El viacrucis que viene para las próximas semanas y para las vacaciones de Semana Santa por la presencia del Coronavirus nos debe importar a todos.
Puebla es el sexto estado con más número de casos de Coronavirus con nueve.
Hoy más que nunca el aislamiento social es la principal forma de evitar la propagación del Covid-19 en todos los entornos sociales en la capital poblana y los 216 municipios restantes de nuestra entidad.
La medida preventiva es el reguardo del 20 de marzo al 20 de abril.
La salud y la vida de los mexicanos y claro, de los poblanos, es importante y de vital importancia, por lo que el resguardo en sus hogares, evitar el contacto multitudinario, mantener distancia de por lo menos metro y medio se tienen que ejecutar al pie de la letra.
Tenemos que cuidarnos todos.
A todo esto, una de las primeras medidas de prevención realizadas por el gobernador del Estado, Luis Miguel Barbosa Huerta, para hacer frente al Covid-19 es que, trabajadores del gobierno mayores de 60 años, mujeres embarazadas y personas con discapacidad se tomen el mes de inmediato y evitar presentarse a trabajar.
Así lo decretó el ejecutivo en la entidad tras la posibilidad de llegar esta pandemia a fase dos.
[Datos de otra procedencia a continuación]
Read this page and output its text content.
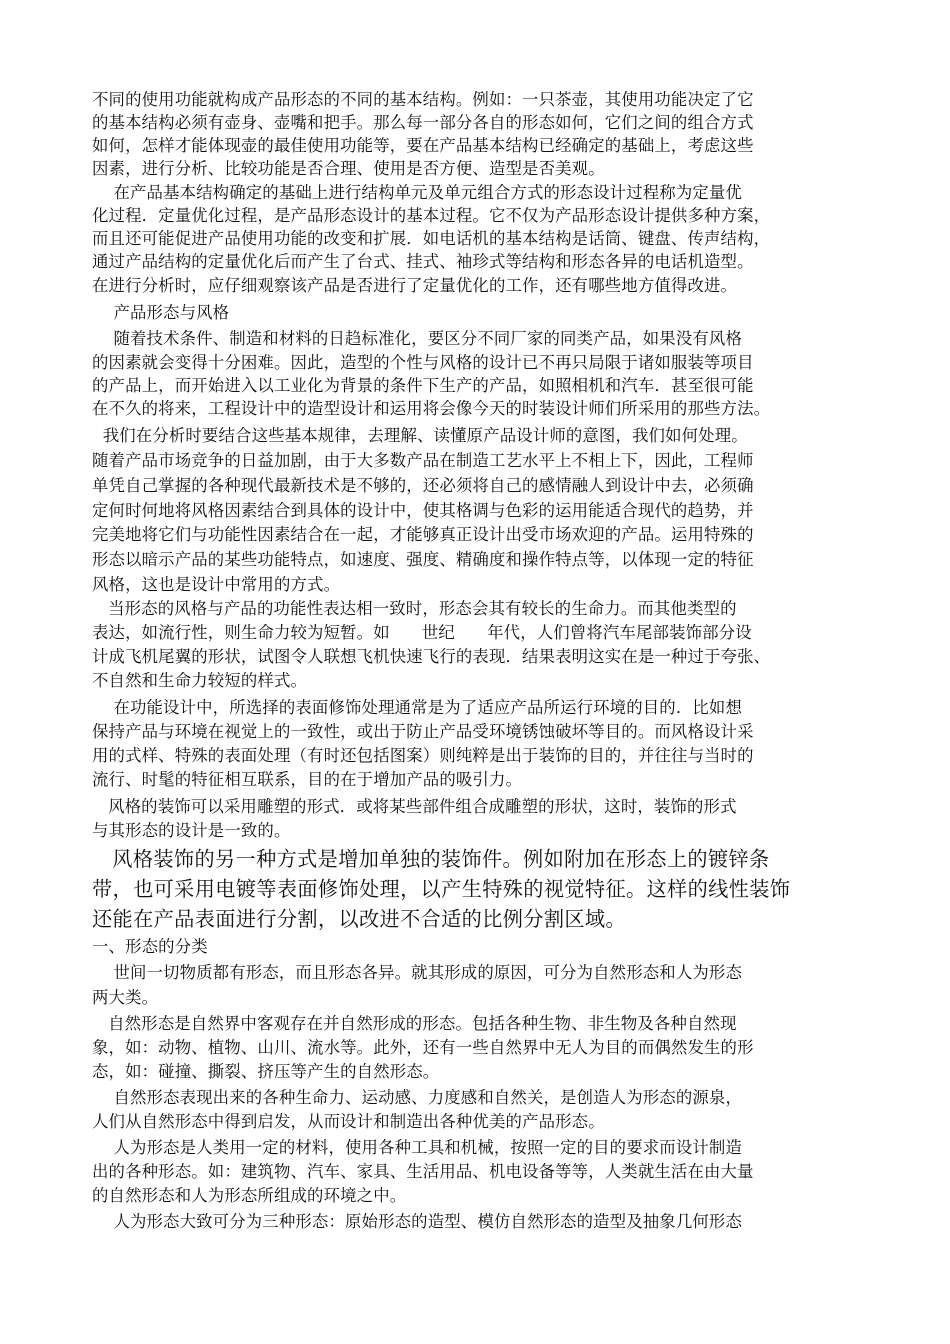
不同的使用功能就构成产品形态的不同的基本结构。例如：一只茶壶，其使用功能决定了它

的基本结构必须有壶身、壶嘴和把手。那么每一部分各自的形态如何，它们之间的组合方式

如何，怎样才能体现壶的最佳使用功能等，要在产品基本结构已经确定的基础上，考虑这些

因素，进行分析、比较功能是否合理、使用是否方便、造型是否美观。

在产品基本结构确定的基础上进行结构单元及单元组合方式的形态设计过程称为定量优

化过程．定量优化过程，是产品形态设计的基本过程。它不仅为产品形态设计提供多种方案，

而且还可能促进产品使用功能的改变和扩展．如电话机的基本结构是话筒、键盘、传声结构，

通过产品结构的定量优化后而产生了台式、挂式、袖珍式等结构和形态各异的电话机造型。

在进行分析时，应仔细观察该产品是否进行了定量优化的工作，还有哪些地方值得改进。

产品形态与风格

随着技术条件、制造和材料的日趋标准化，要区分不同厂家的同类产品，如果没有风格

的因素就会变得十分困难。因此，造型的个性与风格的设计已不再只局限于诸如服装等项目

的产品上，而开始进入以工业化为背景的条件下生产的产品，如照相机和汽车．甚至很可能

在不久的将来，工程设计中的造型设计和运用将会像今天的时装设计师们所采用的那些方法。

我们在分析时要结合这些基本规律，去理解、读懂原产品设计师的意图，我们如何处理。

随着产品市场竞争的日益加剧，由于大多数产品在制造工艺水平上不相上下，因此，工程师

单凭自己掌握的各种现代最新技术是不够的，还必须将自己的感情融人到设计中去，必须确

定何时何地将风格因素结合到具体的设计中，使其格调与色彩的运用能适合现代的趋势，并

完美地将它们与功能性因素结合在一起，才能够真正设计出受市场欢迎的产品。运用特殊的

形态以暗示产品的某些功能特点，如速度、强度、精确度和操作特点等，以体现一定的特征

风格，这也是设计中常用的方式。

当形态的风格与产品的功能性表达相一致时，形态会其有较长的生命力。而其他类型的

表达，如流行性，则生命力较为短暂。如      世纪      年代，人们曾将汽车尾部装饰部分设

计成飞机尾翼的形状，试图令人联想飞机快速飞行的表现．结果表明这实在是一种过于夸张、

不自然和生命力较短的样式。

在功能设计中，所选择的表面修饰处理通常是为了适应产品所运行环境的目的．比如想

保持产品与环境在视觉上的一致性，或出于防止产品受环境锈蚀破坏等目的。而风格设计采

用的式样、特殊的表面处理（有时还包括图案）则纯粹是出于装饰的目的，并往往与当时的

流行、时髦的特征相互联系，目的在于增加产品的吸引力。

风格的装饰可以采用雕塑的形式．或将某些部件组合成雕塑的形状，这时，装饰的形式

与其形态的设计是一致的。

风格装饰的另一种方式是增加单独的装饰件。例如附加在形态上的镀锌条

带，也可采用电镀等表面修饰处理，以产生特殊的视觉特征。这样的线性装饰

还能在产品表面进行分割，以改进不合适的比例分割区域。

一、形态的分类

世间一切物质都有形态，而且形态各异。就其形成的原因，可分为自然形态和人为形态

两大类。

自然形态是自然界中客观存在并自然形成的形态。包括各种生物、非生物及各种自然现

象，如：动物、植物、山川、流水等。此外，还有一些自然界中无人为目的而偶然发生的形

态，如：碰撞、撕裂、挤压等产生的自然形态。

自然形态表现出来的各种生命力、运动感、力度感和自然关，是创造人为形态的源泉，

人们从自然形态中得到启发，从而设计和制造出各种优美的产品形态。

人为形态是人类用一定的材料，使用各种工具和机械，按照一定的目的要求而设计制造

出的各种形态。如：建筑物、汽车、家具、生活用品、机电设备等等，人类就生活在由大量

的自然形态和人为形态所组成的环境之中。

人为形态大致可分为三种形态：原始形态的造型、模仿自然形态的造型及抽象几何形态
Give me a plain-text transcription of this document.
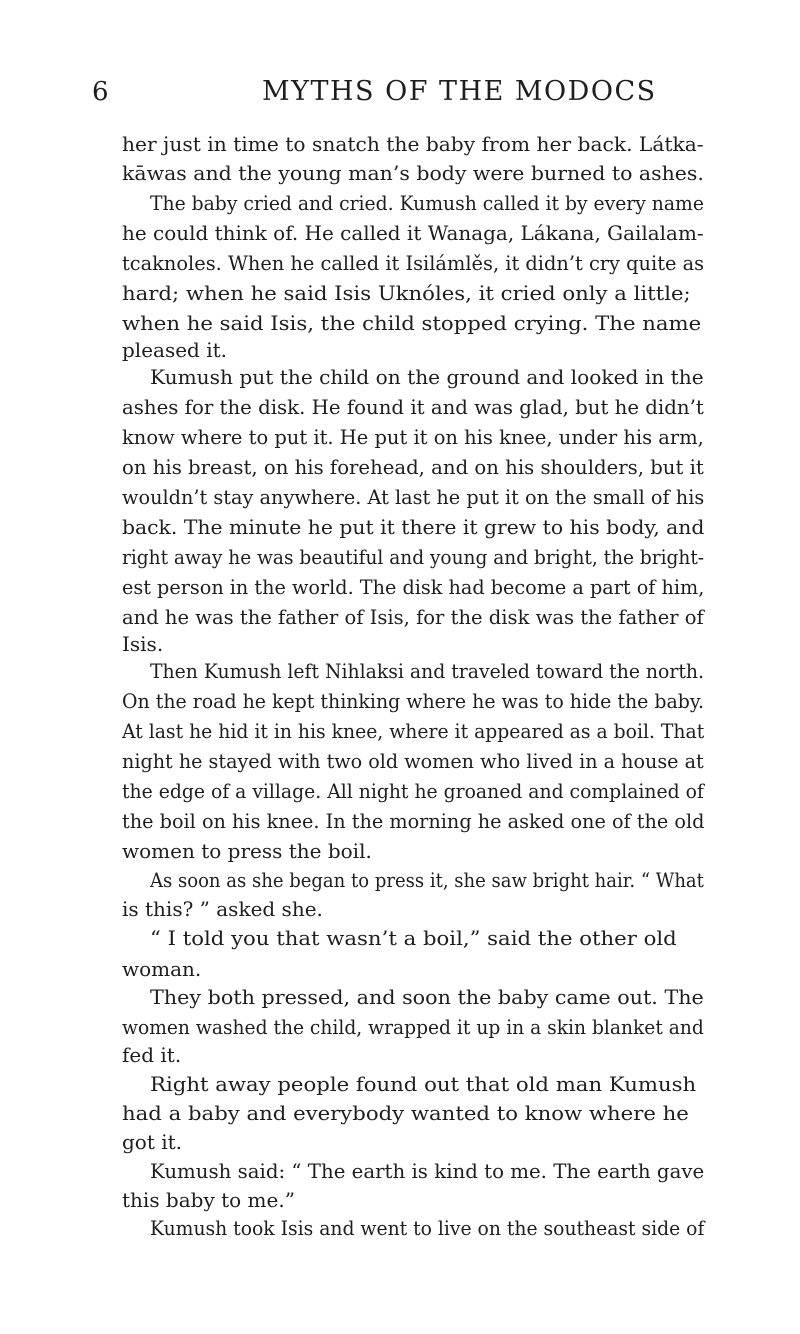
6	MYTHS OF THE MODOCS
her just in time to snatch the baby from her back. Látka-
kāwas and the young man’s body were burned to ashes.
The baby cried and cried. Kumush called it by every name
he could think of. He called it Wanaga, Lákana, Gailalam-
tcaknoles. When he called it Isilámlěs, it didn’t cry quite as
hard; when he said Isis Uknóles, it cried only a little;
when he said Isis, the child stopped crying. The name
pleased it.
Kumush put the child on the ground and looked in the
ashes for the disk. He found it and was glad, but he didn’t
know where to put it. He put it on his knee, under his arm,
on his breast, on his forehead, and on his shoulders, but it
wouldn’t stay anywhere. At last he put it on the small of his
back. The minute he put it there it grew to his body, and
right away he was beautiful and young and bright, the bright-
est person in the world. The disk had become a part of him,
and he was the father of Isis, for the disk was the father of
Isis.
Then Kumush left Nihlaksi and traveled toward the north.
On the road he kept thinking where he was to hide the baby.
At last he hid it in his knee, where it appeared as a boil. That
night he stayed with two old women who lived in a house at
the edge of a village. All night he groaned and complained of
the boil on his knee. In the morning he asked one of the old
women to press the boil.
As soon as she began to press it, she saw bright hair. “ What
is this? ” asked she.
“ I told you that wasn’t a boil,” said the other old
woman.
They both pressed, and soon the baby came out. The
women washed the child, wrapped it up in a skin blanket and
fed it.
Right away people found out that old man Kumush
had a baby and everybody wanted to know where he
got it.
Kumush said: “ The earth is kind to me. The earth gave
this baby to me.”
Kumush took Isis and went to live on the southeast side of
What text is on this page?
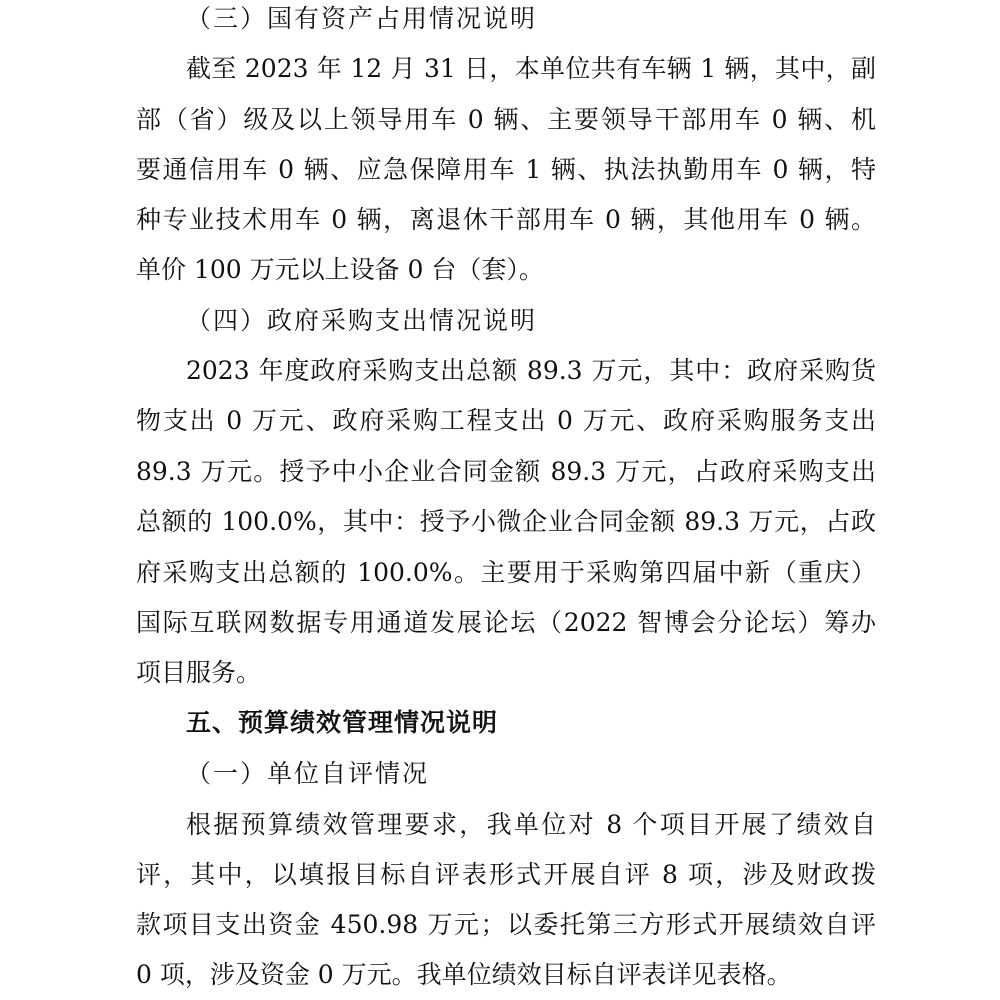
（三）国有资产占用情况说明
截至 2023 年 12 月 31 日，本单位共有车辆 1 辆，其中，副
部（省）级及以上领导用车 0 辆、主要领导干部用车 0 辆、机
要通信用车 0 辆、应急保障用车 1 辆、执法执勤用车 0 辆，特
种专业技术用车 0 辆，离退休干部用车 0 辆，其他用车 0 辆。
单价 100 万元以上设备 0 台（套）。
（四）政府采购支出情况说明
2023 年度政府采购支出总额 89.3 万元，其中：政府采购货
物支出 0 万元、政府采购工程支出 0 万元、政府采购服务支出
89.3 万元。授予中小企业合同金额 89.3 万元，占政府采购支出
总额的 100.0%，其中：授予小微企业合同金额 89.3 万元，占政
府采购支出总额的 100.0%。主要用于采购第四届中新（重庆）
国际互联网数据专用通道发展论坛（2022 智博会分论坛）筹办
项目服务。
五、预算绩效管理情况说明
（一）单位自评情况
根据预算绩效管理要求，我单位对 8 个项目开展了绩效自
评，其中，以填报目标自评表形式开展自评 8 项，涉及财政拨
款项目支出资金 450.98 万元；以委托第三方形式开展绩效自评
0 项，涉及资金 0 万元。我单位绩效目标自评表详见表格。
La contingencia sanitaria anunciada por Barbosa Huerta incluida la suspensión de labores escolares, es una medida histórica.
Ni en el 2009 con la presencia del virus de la influenza H1N1 se ejecutó una acción de esta trascendencia.
Con la salud y la vida no se juega.
Autoridades estatales tendrán que salir en breve, no sólo a evitar el contacto generalizado y normal entre los poblanos, en las escuelas, en la oficia, así como en actos públicos.
Tendrán que demostrar que el sistema de salud no sólo en la entidad, sino en todo el país, tiene la capacidad y la preparación para enfrentar la pandemia que ha inmovilizado al mundo.
Hospitales, medicamentos, todos los aparatos adecuados para brindar la atención debida a aquellas personas que se encuentren infectados o que presenten síntomas característicos de esta enfermedad, deben estar debidamente listos, dispuestos a atender cualquier contingencia mayor, una clara responsabilidad de las autoridades federales y estatales.
Cuando hablamos de que las medidas que se han tomado para la contingencia sanitaria son históricas, no se exagera.
Las medidas de aislamiento social han alcanzado a la iglesia, pues el arzobispo de Puebla, Víctor Sánchez Espinosa ha manifestado la suspensión de la procesión de Viernes Santo y las misas en Catedral serán a puerta cerrada, sólo serán transmitidas por televisión.
La aplicación de la medida del aislamiento social, así como ejecutar medidas de higiene es responsabilidad de todos.
Aplicar estrategias sanitarias para impedir la propagación del Covid-19 así como contar con hospitales, medicinas, aparatos médicos y personal adecuado es responsabilidad de las autoridades.
Pues la petición de la aplicación de poco más de 3 mil millones de pesos por el gobierno de Andrés Manuel López Obrador, para la compra de insumos para la prevención, detección y tratamiento del contagio, no es menor.
Ayudémonos a cruzar esta crisis sanitaria, que provoca también incertidumbre económica y financiera.